Provenance is, broadly speaking, where data arises, what inferences are drawn from the data, and how relevant are those inferences to the present situation.

For example the use of AI in amniocentesis.

Here the probability of Down Syndrome in a foetus is predicted using an ultrasound and genetic modification, but in most cases, the data may not be required and the prediction may turn out to be incorrect.

The two major drawbacks of Artificial Intelligence continues to be the fact that it cannot go beyond the periphery of the data the ‘robot’ is fed.

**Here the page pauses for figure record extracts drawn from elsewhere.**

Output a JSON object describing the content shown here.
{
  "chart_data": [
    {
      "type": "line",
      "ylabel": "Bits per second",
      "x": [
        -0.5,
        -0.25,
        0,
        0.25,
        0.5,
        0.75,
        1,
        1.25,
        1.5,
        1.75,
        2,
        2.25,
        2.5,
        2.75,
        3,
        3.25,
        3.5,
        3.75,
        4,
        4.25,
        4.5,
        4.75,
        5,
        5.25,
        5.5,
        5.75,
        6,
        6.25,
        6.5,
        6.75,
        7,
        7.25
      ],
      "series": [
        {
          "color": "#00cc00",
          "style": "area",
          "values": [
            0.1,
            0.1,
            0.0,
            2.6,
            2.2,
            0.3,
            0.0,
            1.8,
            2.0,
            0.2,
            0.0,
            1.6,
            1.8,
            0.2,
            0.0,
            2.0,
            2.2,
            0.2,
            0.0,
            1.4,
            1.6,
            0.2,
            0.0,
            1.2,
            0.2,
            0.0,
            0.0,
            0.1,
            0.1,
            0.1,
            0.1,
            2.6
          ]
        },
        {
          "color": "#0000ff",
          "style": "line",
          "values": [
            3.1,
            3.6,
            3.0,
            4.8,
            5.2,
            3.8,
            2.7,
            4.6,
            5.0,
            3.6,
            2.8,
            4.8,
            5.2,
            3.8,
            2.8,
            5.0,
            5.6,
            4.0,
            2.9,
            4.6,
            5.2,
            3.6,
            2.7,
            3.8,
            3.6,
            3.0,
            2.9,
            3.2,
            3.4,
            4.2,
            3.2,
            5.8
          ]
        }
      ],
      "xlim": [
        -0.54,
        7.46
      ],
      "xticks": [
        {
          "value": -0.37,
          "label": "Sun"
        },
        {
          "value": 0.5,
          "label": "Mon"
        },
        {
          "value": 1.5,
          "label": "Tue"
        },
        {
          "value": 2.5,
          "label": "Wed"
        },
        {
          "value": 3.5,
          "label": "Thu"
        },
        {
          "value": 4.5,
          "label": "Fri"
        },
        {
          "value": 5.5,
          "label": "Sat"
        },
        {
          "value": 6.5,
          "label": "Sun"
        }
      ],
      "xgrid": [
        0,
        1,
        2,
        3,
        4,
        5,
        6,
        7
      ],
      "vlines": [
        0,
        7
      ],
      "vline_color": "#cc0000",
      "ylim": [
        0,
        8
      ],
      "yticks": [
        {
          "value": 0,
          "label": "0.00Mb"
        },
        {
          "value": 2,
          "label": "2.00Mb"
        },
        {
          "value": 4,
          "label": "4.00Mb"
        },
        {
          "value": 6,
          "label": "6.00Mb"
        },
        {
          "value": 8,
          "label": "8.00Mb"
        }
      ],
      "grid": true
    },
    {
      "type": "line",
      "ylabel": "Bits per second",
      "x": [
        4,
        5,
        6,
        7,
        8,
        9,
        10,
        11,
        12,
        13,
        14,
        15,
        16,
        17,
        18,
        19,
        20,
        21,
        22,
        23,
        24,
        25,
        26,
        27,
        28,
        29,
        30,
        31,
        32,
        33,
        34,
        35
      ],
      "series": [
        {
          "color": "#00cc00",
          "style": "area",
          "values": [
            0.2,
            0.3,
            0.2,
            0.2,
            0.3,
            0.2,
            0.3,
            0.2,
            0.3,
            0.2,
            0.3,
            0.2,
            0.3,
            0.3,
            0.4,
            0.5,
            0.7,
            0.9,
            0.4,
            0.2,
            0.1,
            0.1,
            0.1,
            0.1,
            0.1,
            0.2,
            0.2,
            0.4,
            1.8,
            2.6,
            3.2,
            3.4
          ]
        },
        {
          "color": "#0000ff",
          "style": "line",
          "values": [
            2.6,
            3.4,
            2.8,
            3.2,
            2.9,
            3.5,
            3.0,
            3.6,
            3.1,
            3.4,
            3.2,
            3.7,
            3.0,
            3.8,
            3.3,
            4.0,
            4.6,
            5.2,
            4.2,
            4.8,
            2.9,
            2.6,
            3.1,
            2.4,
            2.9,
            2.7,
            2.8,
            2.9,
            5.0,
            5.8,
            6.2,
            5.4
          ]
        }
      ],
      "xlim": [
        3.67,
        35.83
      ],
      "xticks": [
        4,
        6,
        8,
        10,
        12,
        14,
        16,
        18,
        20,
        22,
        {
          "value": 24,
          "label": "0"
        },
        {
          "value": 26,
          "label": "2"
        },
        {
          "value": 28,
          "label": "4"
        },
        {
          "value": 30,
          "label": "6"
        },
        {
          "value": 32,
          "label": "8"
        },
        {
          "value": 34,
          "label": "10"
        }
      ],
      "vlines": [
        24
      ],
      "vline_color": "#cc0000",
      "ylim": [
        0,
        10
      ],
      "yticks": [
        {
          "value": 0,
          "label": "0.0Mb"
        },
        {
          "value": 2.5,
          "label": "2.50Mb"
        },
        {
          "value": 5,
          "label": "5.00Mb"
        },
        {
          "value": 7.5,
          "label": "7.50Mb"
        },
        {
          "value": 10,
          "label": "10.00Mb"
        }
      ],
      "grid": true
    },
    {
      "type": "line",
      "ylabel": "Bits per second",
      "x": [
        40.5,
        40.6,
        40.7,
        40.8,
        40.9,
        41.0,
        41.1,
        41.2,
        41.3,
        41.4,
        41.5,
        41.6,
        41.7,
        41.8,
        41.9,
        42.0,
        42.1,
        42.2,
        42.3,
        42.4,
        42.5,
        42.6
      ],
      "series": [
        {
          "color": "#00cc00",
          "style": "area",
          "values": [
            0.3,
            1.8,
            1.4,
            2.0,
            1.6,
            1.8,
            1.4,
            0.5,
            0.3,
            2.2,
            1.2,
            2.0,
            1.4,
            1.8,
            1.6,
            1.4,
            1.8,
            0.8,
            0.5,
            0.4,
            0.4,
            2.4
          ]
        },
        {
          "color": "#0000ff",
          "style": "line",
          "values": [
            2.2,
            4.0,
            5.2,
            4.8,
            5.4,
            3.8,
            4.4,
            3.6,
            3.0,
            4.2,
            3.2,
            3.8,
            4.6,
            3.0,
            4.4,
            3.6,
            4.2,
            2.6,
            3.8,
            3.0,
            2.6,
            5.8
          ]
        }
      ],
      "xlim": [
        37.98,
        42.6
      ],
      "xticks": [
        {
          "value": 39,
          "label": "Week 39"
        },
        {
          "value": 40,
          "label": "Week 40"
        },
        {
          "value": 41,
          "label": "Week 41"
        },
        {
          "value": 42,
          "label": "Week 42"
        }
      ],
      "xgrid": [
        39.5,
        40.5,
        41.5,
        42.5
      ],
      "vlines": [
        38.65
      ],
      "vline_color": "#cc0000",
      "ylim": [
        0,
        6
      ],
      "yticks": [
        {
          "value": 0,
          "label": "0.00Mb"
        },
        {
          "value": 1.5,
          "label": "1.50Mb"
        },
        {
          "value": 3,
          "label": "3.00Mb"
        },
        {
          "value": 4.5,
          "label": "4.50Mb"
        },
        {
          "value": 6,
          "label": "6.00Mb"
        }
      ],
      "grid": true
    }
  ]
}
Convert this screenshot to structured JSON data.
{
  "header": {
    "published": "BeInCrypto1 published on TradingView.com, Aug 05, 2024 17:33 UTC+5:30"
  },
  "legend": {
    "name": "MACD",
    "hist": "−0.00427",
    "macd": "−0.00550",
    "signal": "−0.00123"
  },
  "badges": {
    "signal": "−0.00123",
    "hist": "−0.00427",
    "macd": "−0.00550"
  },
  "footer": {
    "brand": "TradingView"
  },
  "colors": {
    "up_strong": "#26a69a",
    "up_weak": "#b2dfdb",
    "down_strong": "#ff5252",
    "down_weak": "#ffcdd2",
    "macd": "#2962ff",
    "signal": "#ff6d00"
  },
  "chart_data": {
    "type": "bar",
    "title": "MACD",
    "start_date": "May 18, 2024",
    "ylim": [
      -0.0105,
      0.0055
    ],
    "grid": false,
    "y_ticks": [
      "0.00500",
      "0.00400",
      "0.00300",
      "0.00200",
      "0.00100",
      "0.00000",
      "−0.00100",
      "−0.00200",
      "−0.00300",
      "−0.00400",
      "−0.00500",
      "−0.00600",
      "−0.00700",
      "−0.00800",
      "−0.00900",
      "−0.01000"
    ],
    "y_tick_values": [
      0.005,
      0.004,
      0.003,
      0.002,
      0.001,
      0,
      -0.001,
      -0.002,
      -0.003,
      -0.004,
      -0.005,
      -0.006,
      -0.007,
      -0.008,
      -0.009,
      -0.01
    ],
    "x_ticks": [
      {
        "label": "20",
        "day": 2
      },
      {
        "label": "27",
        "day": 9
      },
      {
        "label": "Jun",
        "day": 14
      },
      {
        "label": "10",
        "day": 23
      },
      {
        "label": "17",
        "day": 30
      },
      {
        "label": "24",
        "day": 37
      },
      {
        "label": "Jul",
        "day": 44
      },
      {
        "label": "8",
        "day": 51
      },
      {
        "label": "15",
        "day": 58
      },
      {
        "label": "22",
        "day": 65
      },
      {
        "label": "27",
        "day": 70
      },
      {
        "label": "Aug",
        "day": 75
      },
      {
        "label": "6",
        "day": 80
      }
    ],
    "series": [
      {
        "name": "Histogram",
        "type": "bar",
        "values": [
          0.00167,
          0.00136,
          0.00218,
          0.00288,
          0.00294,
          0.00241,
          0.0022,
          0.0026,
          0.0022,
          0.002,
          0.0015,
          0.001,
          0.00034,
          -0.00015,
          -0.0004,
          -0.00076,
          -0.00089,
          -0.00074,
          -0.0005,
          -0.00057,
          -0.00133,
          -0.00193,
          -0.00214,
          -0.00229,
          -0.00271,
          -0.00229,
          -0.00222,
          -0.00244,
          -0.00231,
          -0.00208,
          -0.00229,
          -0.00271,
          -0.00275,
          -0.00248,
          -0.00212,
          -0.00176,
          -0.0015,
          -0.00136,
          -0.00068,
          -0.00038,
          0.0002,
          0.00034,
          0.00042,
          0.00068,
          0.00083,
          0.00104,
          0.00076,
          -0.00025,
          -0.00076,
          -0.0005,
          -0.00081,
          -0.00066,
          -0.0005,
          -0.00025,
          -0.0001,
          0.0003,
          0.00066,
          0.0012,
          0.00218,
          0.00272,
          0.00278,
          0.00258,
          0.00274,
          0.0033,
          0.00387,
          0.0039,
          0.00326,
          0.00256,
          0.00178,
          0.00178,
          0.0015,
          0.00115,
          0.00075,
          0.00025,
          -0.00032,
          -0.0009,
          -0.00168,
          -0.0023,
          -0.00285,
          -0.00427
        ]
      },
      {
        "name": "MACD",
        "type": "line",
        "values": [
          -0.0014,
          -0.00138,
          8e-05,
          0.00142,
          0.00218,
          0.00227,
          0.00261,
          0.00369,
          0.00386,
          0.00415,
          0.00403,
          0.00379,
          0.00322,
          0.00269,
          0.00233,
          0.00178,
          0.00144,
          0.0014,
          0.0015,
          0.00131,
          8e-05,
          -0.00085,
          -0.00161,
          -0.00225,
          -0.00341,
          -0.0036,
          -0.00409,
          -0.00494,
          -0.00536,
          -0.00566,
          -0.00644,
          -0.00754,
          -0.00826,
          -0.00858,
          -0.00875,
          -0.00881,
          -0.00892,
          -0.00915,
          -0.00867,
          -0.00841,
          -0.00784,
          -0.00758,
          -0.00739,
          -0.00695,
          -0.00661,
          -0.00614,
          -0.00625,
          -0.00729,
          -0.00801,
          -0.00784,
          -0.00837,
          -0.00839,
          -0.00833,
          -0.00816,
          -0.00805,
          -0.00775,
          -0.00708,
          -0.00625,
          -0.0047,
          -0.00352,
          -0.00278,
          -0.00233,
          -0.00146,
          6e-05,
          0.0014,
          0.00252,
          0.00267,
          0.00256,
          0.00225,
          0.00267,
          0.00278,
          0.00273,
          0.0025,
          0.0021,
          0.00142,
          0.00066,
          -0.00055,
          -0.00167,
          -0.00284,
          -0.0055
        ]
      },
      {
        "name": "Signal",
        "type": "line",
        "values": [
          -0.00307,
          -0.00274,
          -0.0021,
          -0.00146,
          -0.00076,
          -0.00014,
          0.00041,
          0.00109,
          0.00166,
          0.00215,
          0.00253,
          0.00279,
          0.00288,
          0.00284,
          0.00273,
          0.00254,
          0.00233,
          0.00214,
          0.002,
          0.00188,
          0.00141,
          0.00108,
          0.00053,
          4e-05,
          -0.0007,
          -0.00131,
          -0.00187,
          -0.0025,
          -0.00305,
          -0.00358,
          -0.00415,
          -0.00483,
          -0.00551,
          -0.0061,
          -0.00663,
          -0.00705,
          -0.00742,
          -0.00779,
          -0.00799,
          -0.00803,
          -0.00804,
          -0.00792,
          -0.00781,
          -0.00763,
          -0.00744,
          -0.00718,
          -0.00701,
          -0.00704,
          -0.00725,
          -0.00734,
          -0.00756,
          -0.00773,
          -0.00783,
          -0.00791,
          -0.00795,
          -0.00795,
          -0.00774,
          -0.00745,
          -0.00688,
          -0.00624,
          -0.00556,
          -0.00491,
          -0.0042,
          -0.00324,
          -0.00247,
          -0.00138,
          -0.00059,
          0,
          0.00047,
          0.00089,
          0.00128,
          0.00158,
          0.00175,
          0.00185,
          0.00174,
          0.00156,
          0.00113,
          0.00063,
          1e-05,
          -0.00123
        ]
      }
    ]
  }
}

Knowledge cannot be integrated or accumulated by the system on its own.
Thus, if provided with inaccurate or incorrect data sets, the machines will reflect the same with serious repercussions in the field it is being used for.

The second drawback is the fear of machines replacing humans in their workspace, although some experts argue that human touch, emotional intelligence are mandatory requirements, which machines can’t provide.
For example, one can see the misuse of data fed into the Artificial Intelligence-based application Strava, which, though normally plots a jogging route map for joggers, also leaked the locations of the military personnel posted secret places.

The awful lot of hype around AI, largely stemming from people’s perception based on Hollywood movies, which have successfully planted the fear of apocalypse, war or financial crash in every human ’s heart.
The reality is, however, that AI, like every new creation in the 21st century, can both very amazing or dangerous, based on how it is used or misused.